Tibor J. "Tibi" Greenwalt, 91, a pioneer blood researcher and former national director of the American Red Cross blood program, died of congestive heart failure July 17 at Christ Hospital in Cincinnati.
Dr. Greenwalt established the rare-donor registry for the American Red Cross, where he worked from 1967 to 1978, and for the rival American Association of Blood Banks, which he helped found in 1947.
At the American Red Cross, he directed research into hepatitis and the storage of red blood cells and developed the first filter for white blood cells. As a specialist in Rh factors and hemolytic disease of the newborn, he determined that red cells work better than whole blood in certain transfusions.
"He fostered a spirit of energy, quality and inquiry within the organization and developed and trained a whole generation of leaders in the field," Roger Dodd, vice president of Red Cross blood research and development, said in a statement.
Born in Budapest, Dr.

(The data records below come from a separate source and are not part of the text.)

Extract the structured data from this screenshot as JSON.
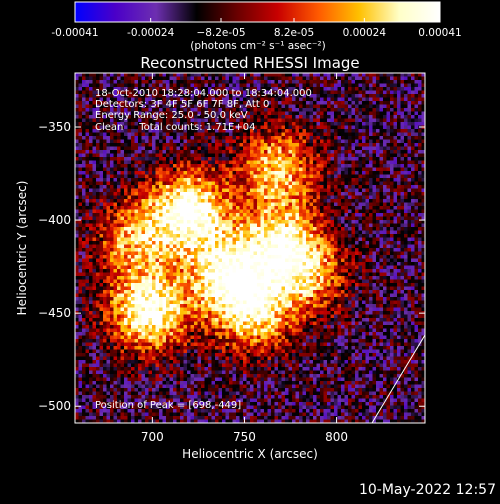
{
  "chart_data": {
    "type": "heatmap",
    "title": "Reconstructed RHESSI Image",
    "xlabel": "Heliocentric X (arcsec)",
    "ylabel": "Heliocentric Y (arcsec)",
    "xlim": [
      658,
      848
    ],
    "ylim": [
      -509,
      -321
    ],
    "x_ticks": [
      700,
      750,
      800
    ],
    "x_tick_labels": [
      "700",
      "750",
      "800"
    ],
    "y_ticks": [
      -350,
      -400,
      -450,
      -500
    ],
    "y_tick_labels": [
      "−350",
      "−400",
      "−450",
      "−500"
    ],
    "colorbar": {
      "range": [
        -0.00041,
        0.00041
      ],
      "tick_values": [
        -0.00041,
        -0.00024,
        -8.2e-05,
        8.2e-05,
        0.00024,
        0.00041
      ],
      "tick_labels": [
        "-0.00041",
        "-0.00024",
        "−8.2e-05",
        "8.2e-05",
        "0.00024",
        "0.00041"
      ],
      "unit_text": "(photons cm⁻² s⁻¹ asec⁻²)",
      "colors": [
        "#0000ff",
        "#4b00c8",
        "#6d2fb0",
        "#000000",
        "#6a0000",
        "#c80000",
        "#ff5a00",
        "#ffc000",
        "#ffffc8",
        "#ffffff"
      ]
    },
    "annotations": [
      "18-Oct-2010 18:28:04.000 to 18:34:04.000",
      "Detectors: 3F 4F 5F 6F 7F 8F, Att 0",
      "Energy Range: 25.0 - 50.0 keV",
      "Clean     Total counts: 1.71E+04"
    ],
    "peak_label": "Position of Peak = [698,-449]",
    "peak": [
      698,
      -449
    ],
    "bright_regions": [
      {
        "x": 720,
        "y": -395,
        "level": 1.0
      },
      {
        "x": 698,
        "y": -449,
        "level": 1.0
      },
      {
        "x": 740,
        "y": -428,
        "level": 0.85
      },
      {
        "x": 770,
        "y": -412,
        "level": 0.8
      },
      {
        "x": 768,
        "y": -372,
        "level": 0.7
      },
      {
        "x": 755,
        "y": -450,
        "level": 0.75
      },
      {
        "x": 690,
        "y": -410,
        "level": 0.6
      },
      {
        "x": 785,
        "y": -430,
        "level": 0.55
      }
    ],
    "grid": false,
    "legend": "colorbar-top"
  },
  "footer": {
    "timestamp": "10-May-2022 12:57"
  }
}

Greenwalt came to the United States at age 6. He graduated from New York University, where he received his medical degree in 1937. During World War II, he served in the Army in India, where he pursued his interest in blood diseases.
After the war, he became medical director of what is now the Blood Center of Wisconsin. He took charge of the hematology clinic at Milwaukee General Hospital and was on the faculty of Marquette University's School of Medicine.

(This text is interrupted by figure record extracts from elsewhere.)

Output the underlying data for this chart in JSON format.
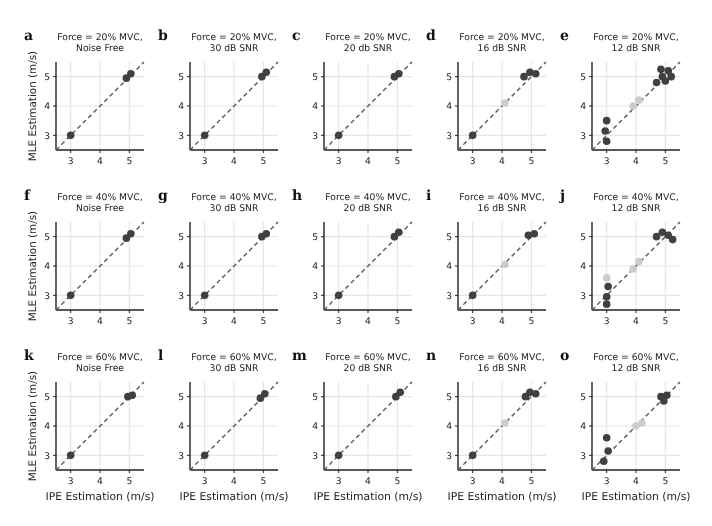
{
  "chart_data": [
    {
      "type": "scatter",
      "annotations": [
        "a"
      ],
      "title": "Force = 20% MVC,\nNoise Free",
      "ylabel": "MLE Estimation (m/s)",
      "xlim": [
        2.5,
        5.5
      ],
      "ylim": [
        2.5,
        5.5
      ],
      "xticks": [
        3,
        4,
        5
      ],
      "yticks": [
        3,
        4,
        5
      ],
      "grid": true,
      "marker": "circle",
      "series": [
        {
          "type": "line",
          "line_style": "dashed",
          "marker": "none",
          "color": "#555555",
          "x": [
            2.5,
            5.5
          ],
          "values": [
            2.5,
            5.5
          ]
        },
        {
          "color": "#404040",
          "x": [
            3.0,
            4.9,
            5.05
          ],
          "values": [
            3.0,
            4.95,
            5.1
          ]
        }
      ]
    },
    {
      "type": "scatter",
      "annotations": [
        "b"
      ],
      "title": "Force = 20% MVC,\n30 dB SNR",
      "xlim": [
        2.5,
        5.5
      ],
      "ylim": [
        2.5,
        5.5
      ],
      "xticks": [
        3,
        4,
        5
      ],
      "yticks": [
        3,
        4,
        5
      ],
      "grid": true,
      "marker": "circle",
      "series": [
        {
          "type": "line",
          "line_style": "dashed",
          "marker": "none",
          "color": "#555555",
          "x": [
            2.5,
            5.5
          ],
          "values": [
            2.5,
            5.5
          ]
        },
        {
          "color": "#404040",
          "x": [
            3.0,
            4.95,
            5.1
          ],
          "values": [
            3.0,
            5.0,
            5.15
          ]
        }
      ]
    },
    {
      "type": "scatter",
      "annotations": [
        "c"
      ],
      "title": "Force = 20% MVC,\n20 db SNR",
      "xlim": [
        2.5,
        5.5
      ],
      "ylim": [
        2.5,
        5.5
      ],
      "xticks": [
        3,
        4,
        5
      ],
      "yticks": [
        3,
        4,
        5
      ],
      "grid": true,
      "marker": "circle",
      "series": [
        {
          "type": "line",
          "line_style": "dashed",
          "marker": "none",
          "color": "#555555",
          "x": [
            2.5,
            5.5
          ],
          "values": [
            2.5,
            5.5
          ]
        },
        {
          "color": "#404040",
          "x": [
            3.0,
            4.9,
            5.05
          ],
          "values": [
            3.0,
            5.0,
            5.1
          ]
        }
      ]
    },
    {
      "type": "scatter",
      "annotations": [
        "d"
      ],
      "title": "Force = 20% MVC,\n16 dB SNR",
      "xlim": [
        2.5,
        5.5
      ],
      "ylim": [
        2.5,
        5.5
      ],
      "xticks": [
        3,
        4,
        5
      ],
      "yticks": [
        3,
        4,
        5
      ],
      "grid": true,
      "marker": "circle",
      "series": [
        {
          "type": "line",
          "line_style": "dashed",
          "marker": "none",
          "color": "#555555",
          "x": [
            2.5,
            5.5
          ],
          "values": [
            2.5,
            5.5
          ]
        },
        {
          "color": "#cccccc",
          "x": [
            4.1
          ],
          "values": [
            4.1
          ]
        },
        {
          "color": "#404040",
          "x": [
            3.0,
            4.75,
            4.95,
            5.15
          ],
          "values": [
            3.0,
            5.0,
            5.15,
            5.1
          ]
        }
      ]
    },
    {
      "type": "scatter",
      "annotations": [
        "e"
      ],
      "title": "Force = 20% MVC,\n12 dB SNR",
      "xlim": [
        2.5,
        5.5
      ],
      "ylim": [
        2.5,
        5.5
      ],
      "xticks": [
        3,
        4,
        5
      ],
      "yticks": [
        3,
        4,
        5
      ],
      "grid": true,
      "marker": "circle",
      "series": [
        {
          "type": "line",
          "line_style": "dashed",
          "marker": "none",
          "color": "#555555",
          "x": [
            2.5,
            5.5
          ],
          "values": [
            2.5,
            5.5
          ]
        },
        {
          "color": "#cccccc",
          "x": [
            3.9,
            4.1
          ],
          "values": [
            4.0,
            4.2
          ]
        },
        {
          "color": "#404040",
          "x": [
            3.0,
            2.95,
            3.0,
            4.7,
            4.9,
            5.1,
            5.0,
            4.85,
            5.2
          ],
          "values": [
            2.8,
            3.15,
            3.5,
            4.8,
            5.0,
            5.2,
            4.85,
            5.25,
            5.0
          ]
        }
      ]
    },
    {
      "type": "scatter",
      "annotations": [
        "f"
      ],
      "title": "Force = 40% MVC,\nNoise Free",
      "ylabel": "MLE Estimation (m/s)",
      "xlim": [
        2.5,
        5.5
      ],
      "ylim": [
        2.5,
        5.5
      ],
      "xticks": [
        3,
        4,
        5
      ],
      "yticks": [
        3,
        4,
        5
      ],
      "grid": true,
      "marker": "circle",
      "series": [
        {
          "type": "line",
          "line_style": "dashed",
          "marker": "none",
          "color": "#555555",
          "x": [
            2.5,
            5.5
          ],
          "values": [
            2.5,
            5.5
          ]
        },
        {
          "color": "#404040",
          "x": [
            3.0,
            4.9,
            5.05
          ],
          "values": [
            3.0,
            4.95,
            5.1
          ]
        }
      ]
    },
    {
      "type": "scatter",
      "annotations": [
        "g"
      ],
      "title": "Force = 40% MVC,\n30 dB SNR",
      "xlim": [
        2.5,
        5.5
      ],
      "ylim": [
        2.5,
        5.5
      ],
      "xticks": [
        3,
        4,
        5
      ],
      "yticks": [
        3,
        4,
        5
      ],
      "grid": true,
      "marker": "circle",
      "series": [
        {
          "type": "line",
          "line_style": "dashed",
          "marker": "none",
          "color": "#555555",
          "x": [
            2.5,
            5.5
          ],
          "values": [
            2.5,
            5.5
          ]
        },
        {
          "color": "#404040",
          "x": [
            3.0,
            4.95,
            5.1
          ],
          "values": [
            3.0,
            5.0,
            5.1
          ]
        }
      ]
    },
    {
      "type": "scatter",
      "annotations": [
        "h"
      ],
      "title": "Force = 40% MVC,\n20 dB SNR",
      "xlim": [
        2.5,
        5.5
      ],
      "ylim": [
        2.5,
        5.5
      ],
      "xticks": [
        3,
        4,
        5
      ],
      "yticks": [
        3,
        4,
        5
      ],
      "grid": true,
      "marker": "circle",
      "series": [
        {
          "type": "line",
          "line_style": "dashed",
          "marker": "none",
          "color": "#555555",
          "x": [
            2.5,
            5.5
          ],
          "values": [
            2.5,
            5.5
          ]
        },
        {
          "color": "#404040",
          "x": [
            3.0,
            4.9,
            5.05
          ],
          "values": [
            3.0,
            5.0,
            5.15
          ]
        }
      ]
    },
    {
      "type": "scatter",
      "annotations": [
        "i"
      ],
      "title": "Force = 40% MVC,\n16 dB SNR",
      "xlim": [
        2.5,
        5.5
      ],
      "ylim": [
        2.5,
        5.5
      ],
      "xticks": [
        3,
        4,
        5
      ],
      "yticks": [
        3,
        4,
        5
      ],
      "grid": true,
      "marker": "circle",
      "series": [
        {
          "type": "line",
          "line_style": "dashed",
          "marker": "none",
          "color": "#555555",
          "x": [
            2.5,
            5.5
          ],
          "values": [
            2.5,
            5.5
          ]
        },
        {
          "color": "#cccccc",
          "x": [
            4.1
          ],
          "values": [
            4.05
          ]
        },
        {
          "color": "#404040",
          "x": [
            3.0,
            4.9,
            5.1
          ],
          "values": [
            3.0,
            5.05,
            5.1
          ]
        }
      ]
    },
    {
      "type": "scatter",
      "annotations": [
        "j"
      ],
      "title": "Force = 40% MVC,\n12 dB SNR",
      "xlim": [
        2.5,
        5.5
      ],
      "ylim": [
        2.5,
        5.5
      ],
      "xticks": [
        3,
        4,
        5
      ],
      "yticks": [
        3,
        4,
        5
      ],
      "grid": true,
      "marker": "circle",
      "series": [
        {
          "type": "line",
          "line_style": "dashed",
          "marker": "none",
          "color": "#555555",
          "x": [
            2.5,
            5.5
          ],
          "values": [
            2.5,
            5.5
          ]
        },
        {
          "color": "#cccccc",
          "x": [
            3.9,
            4.1,
            3.0
          ],
          "values": [
            3.9,
            4.15,
            3.6
          ]
        },
        {
          "color": "#404040",
          "x": [
            3.0,
            3.0,
            3.05,
            4.7,
            4.9,
            5.1,
            5.25
          ],
          "values": [
            2.7,
            2.95,
            3.3,
            5.0,
            5.15,
            5.05,
            4.9
          ]
        }
      ]
    },
    {
      "type": "scatter",
      "annotations": [
        "k"
      ],
      "title": "Force = 60% MVC,\nNoise Free",
      "xlabel": "IPE Estimation (m/s)",
      "ylabel": "MLE Estimation (m/s)",
      "xlim": [
        2.5,
        5.5
      ],
      "ylim": [
        2.5,
        5.5
      ],
      "xticks": [
        3,
        4,
        5
      ],
      "yticks": [
        3,
        4,
        5
      ],
      "grid": true,
      "marker": "circle",
      "series": [
        {
          "type": "line",
          "line_style": "dashed",
          "marker": "none",
          "color": "#555555",
          "x": [
            2.5,
            5.5
          ],
          "values": [
            2.5,
            5.5
          ]
        },
        {
          "color": "#404040",
          "x": [
            3.0,
            4.95,
            5.1
          ],
          "values": [
            3.0,
            5.0,
            5.05
          ]
        }
      ]
    },
    {
      "type": "scatter",
      "annotations": [
        "l"
      ],
      "title": "Force = 60% MVC,\n30 dB SNR",
      "xlabel": "IPE Estimation (m/s)",
      "xlim": [
        2.5,
        5.5
      ],
      "ylim": [
        2.5,
        5.5
      ],
      "xticks": [
        3,
        4,
        5
      ],
      "yticks": [
        3,
        4,
        5
      ],
      "grid": true,
      "marker": "circle",
      "series": [
        {
          "type": "line",
          "line_style": "dashed",
          "marker": "none",
          "color": "#555555",
          "x": [
            2.5,
            5.5
          ],
          "values": [
            2.5,
            5.5
          ]
        },
        {
          "color": "#404040",
          "x": [
            3.0,
            4.9,
            5.05
          ],
          "values": [
            3.0,
            4.95,
            5.1
          ]
        }
      ]
    },
    {
      "type": "scatter",
      "annotations": [
        "m"
      ],
      "title": "Force = 60% MVC,\n20 dB SNR",
      "xlabel": "IPE Estimation (m/s)",
      "xlim": [
        2.5,
        5.5
      ],
      "ylim": [
        2.5,
        5.5
      ],
      "xticks": [
        3,
        4,
        5
      ],
      "yticks": [
        3,
        4,
        5
      ],
      "grid": true,
      "marker": "circle",
      "series": [
        {
          "type": "line",
          "line_style": "dashed",
          "marker": "none",
          "color": "#555555",
          "x": [
            2.5,
            5.5
          ],
          "values": [
            2.5,
            5.5
          ]
        },
        {
          "color": "#404040",
          "x": [
            3.0,
            4.95,
            5.1
          ],
          "values": [
            3.0,
            5.0,
            5.15
          ]
        }
      ]
    },
    {
      "type": "scatter",
      "annotations": [
        "n"
      ],
      "title": "Force = 60% MVC,\n16 dB SNR",
      "xlabel": "IPE Estimation (m/s)",
      "xlim": [
        2.5,
        5.5
      ],
      "ylim": [
        2.5,
        5.5
      ],
      "xticks": [
        3,
        4,
        5
      ],
      "yticks": [
        3,
        4,
        5
      ],
      "grid": true,
      "marker": "circle",
      "series": [
        {
          "type": "line",
          "line_style": "dashed",
          "marker": "none",
          "color": "#555555",
          "x": [
            2.5,
            5.5
          ],
          "values": [
            2.5,
            5.5
          ]
        },
        {
          "color": "#cccccc",
          "x": [
            4.1
          ],
          "values": [
            4.1
          ]
        },
        {
          "color": "#404040",
          "x": [
            3.0,
            4.8,
            4.95,
            5.15
          ],
          "values": [
            3.0,
            5.0,
            5.15,
            5.1
          ]
        }
      ]
    },
    {
      "type": "scatter",
      "annotations": [
        "o"
      ],
      "title": "Force = 60% MVC,\n12 dB SNR",
      "xlabel": "IPE Estimation (m/s)",
      "xlim": [
        2.5,
        5.5
      ],
      "ylim": [
        2.5,
        5.5
      ],
      "xticks": [
        3,
        4,
        5
      ],
      "yticks": [
        3,
        4,
        5
      ],
      "grid": true,
      "marker": "circle",
      "series": [
        {
          "type": "line",
          "line_style": "dashed",
          "marker": "none",
          "color": "#555555",
          "x": [
            2.5,
            5.5
          ],
          "values": [
            2.5,
            5.5
          ]
        },
        {
          "color": "#cccccc",
          "x": [
            4.0,
            4.2
          ],
          "values": [
            4.0,
            4.1
          ]
        },
        {
          "color": "#404040",
          "x": [
            2.9,
            3.05,
            3.0,
            4.85,
            5.05,
            4.95
          ],
          "values": [
            2.8,
            3.15,
            3.6,
            5.0,
            5.05,
            4.85
          ]
        }
      ]
    }
  ]
}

When he moved to Washington to work for the Red Cross, he became a clinical professor of medicine at George Washington University and later was a consultant and guest lecturer at the National Naval Medical Center and the National Institutes of Health.
He moved to Cincinnati in 1979, serving as the Hoxworth Blood Center's director until 1987. He then became director of its research division until 2000. Even as an emeritus professor, he kept regular office hours daily, and he recently completed two scientific papers. He also worked out with a personal trainer twice a week until recently becoming ill.
Dr. Greenwalt was founding editor of Transfusion magazine and contributed to more than 200 major books and research papers. He was elected to the Institute of Medicine of the National Academy of Sciences in 1984. This year, he was awarded the Karl Landsteiner Memorial Award from the American Association of Blood Banks, which also named a lectureship after him.
His first wife, Margaret Hirschfeld, died in 1947. His marriage to Jean Stotzer ended in divorce. His third wife, Shirley Johnson, died in 1970; his fourth wife, Dr. Pia Glas, died in 1996.
Survivors include a son from his first marriage, Dr. Peter Greenwalt of Cleveland, and three grandchildren.